Di Indonesia sendiri, melalui Rencana Pembangunan Jangka Panjang Nasional (RPJPN) 2025 – 2045, pemerintah Indonesia telah berkomitmen memposisikan bioekonomi sebagai salah satu agenda transformasi ekonomi. Bioekonomi diharapkan menghasilkan produk-produk inovatif berbasis sumber daya hayati dan jasa ekosistem. Oleh karena itu, perlu inisiatif dan kesepahaman untuk merumuskan konsep dan prinsip bioekonomi yang dapat diadopsi secara nasional dan dasar operasional dalam pengembangan bioekonomi. Sehingga, bioekonomi didefinisikan sebagai pendekatan ekonomi dalam memanfaatkan sumber daya hayati yang diproses secara lestari untuk menciptakan hasil bernilai tambah lebih tinggi sehingga mewujudkan perekonomian Indonesia yang adil, makmur, dan berkelanjutan, serta menjunjung tinggi hakikat kemanusiaan. Definisi ini berlandaskan pada tiga kriteria utama yaitu nilai tambah, penerapan bioteknologi, dan well-being, dengan mempertimbangkan arah pembangunan Indonesia hingga 2045 dan nilai-nilai yang di usung oleh Indonesia. Pendekatan bioekonomi juga diharapkan dapat mengurangi ketergantungan pertumbuhan ekonomi Indonesia pada sektor Minerba melalui penyelerasan nilai tambah hulu-hilir yang berkelanjutan pada komoditas berbasis hayati.

Merujuk pada data dari berbagai Kementrian dan Lembaga terkait, terdapat 8 sektor yang ditetapkan sebagai prioritas untuk kebutuhan investasi hilirisasi hingga tahun 2040 secara nasional.

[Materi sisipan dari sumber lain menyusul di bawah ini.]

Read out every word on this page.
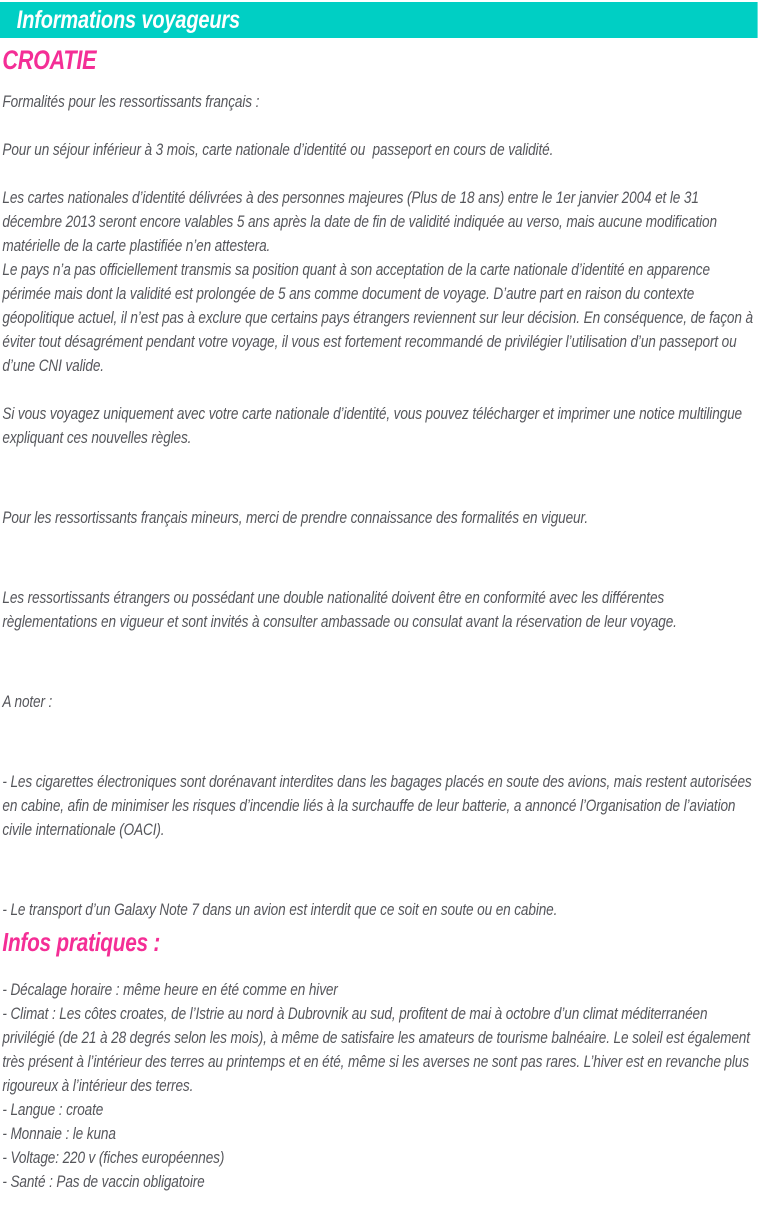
Informations voyageurs
CROATIE

Formalités pour les ressortissants français :

Pour un séjour inférieur à 3 mois, carte nationale d’identité ou  passeport en cours de validité.

Les cartes nationales d’identité délivrées à des personnes majeures (Plus de 18 ans) entre le 1er janvier 2004 et le 31 décembre 2013 seront encore valables 5 ans après la date de fin de validité indiquée au verso, mais aucune modification matérielle de la carte plastifiée n’en attestera.

Le pays n’a pas officiellement transmis sa position quant à son acceptation de la carte nationale d’identité en apparence périmée mais dont la validité est prolongée de 5 ans comme document de voyage. D’autre part en raison du contexte géopolitique actuel, il n’est pas à exclure que certains pays étrangers reviennent sur leur décision. En conséquence, de façon à éviter tout désagrément pendant votre voyage, il vous est fortement recommandé de privilégier l’utilisation d’un passeport ou d’une CNI valide.

Si vous voyagez uniquement avec votre carte nationale d’identité, vous pouvez télécharger et imprimer une notice multilingue expliquant ces nouvelles règles.

Pour les ressortissants français mineurs, merci de prendre connaissance des formalités en vigueur.

Les ressortissants étrangers ou possédant une double nationalité doivent être en conformité avec les différentes règlementations en vigueur et sont invités à consulter ambassade ou consulat avant la réservation de leur voyage.

A noter :

- Les cigarettes électroniques sont dorénavant interdites dans les bagages placés en soute des avions, mais restent autorisées en cabine, afin de minimiser les risques d’incendie liés à la surchauffe de leur batterie, a annoncé l’Organisation de l’aviation civile internationale (OACI).

- Le transport d’un Galaxy Note 7 dans un avion est interdit que ce soit en soute ou en cabine.

Infos pratiques :

- Décalage horaire : même heure en été comme en hiver

- Climat : Les côtes croates, de l’Istrie au nord à Dubrovnik au sud, profitent de mai à octobre d’un climat méditerranéen privilégié (de 21 à 28 degrés selon les mois), à même de satisfaire les amateurs de tourisme balnéaire. Le soleil est également très présent à l’intérieur des terres au printemps et en été, même si les averses ne sont pas rares. L’hiver est en revanche plus rigoureux à l’intérieur des terres.

- Langue : croate

- Monnaie : le kuna

- Voltage: 220 v (fiches européennes)

- Santé : Pas de vaccin obligatoire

Mineral dan batubara merupakan sektor pertama yang nilai investasinya diperkirakan mencapai angka USD 431,8 miliar, disusul minyak dan gas bumi dengan nilai investasi mencapai USD 68,1 miliar, serta sektor perkebunan, kelautan, perikanan dan kehutanan yang nilainya mencapai USD 45,4 miliar. Oleh karena itu, dalam kerangka besar transformasi ekonomi nasional, Pemerintah Daerah di level Provinsi dan Kabupaten perlu untuk menyikapi inisiatif ini melalui berbagai pendekatan strategis, inovatif dan relevan yang sejalan dengan payung kebijakan global dan nasional untuk mendukung pengembangan bioekonomi. Hal ini dapat dimulai dengan mengintegrasikan bioekonomi ke dalam dokumen perencanaan pembangunan daerah, termasuk untuk mulai mempromosikan Eco-Entrepreneurship, guna mendukung pengembangan usaha mikro, kecil, dan menengah (UMKM) berbasis bioekonomi dengan pendekatan ramah lingkungan.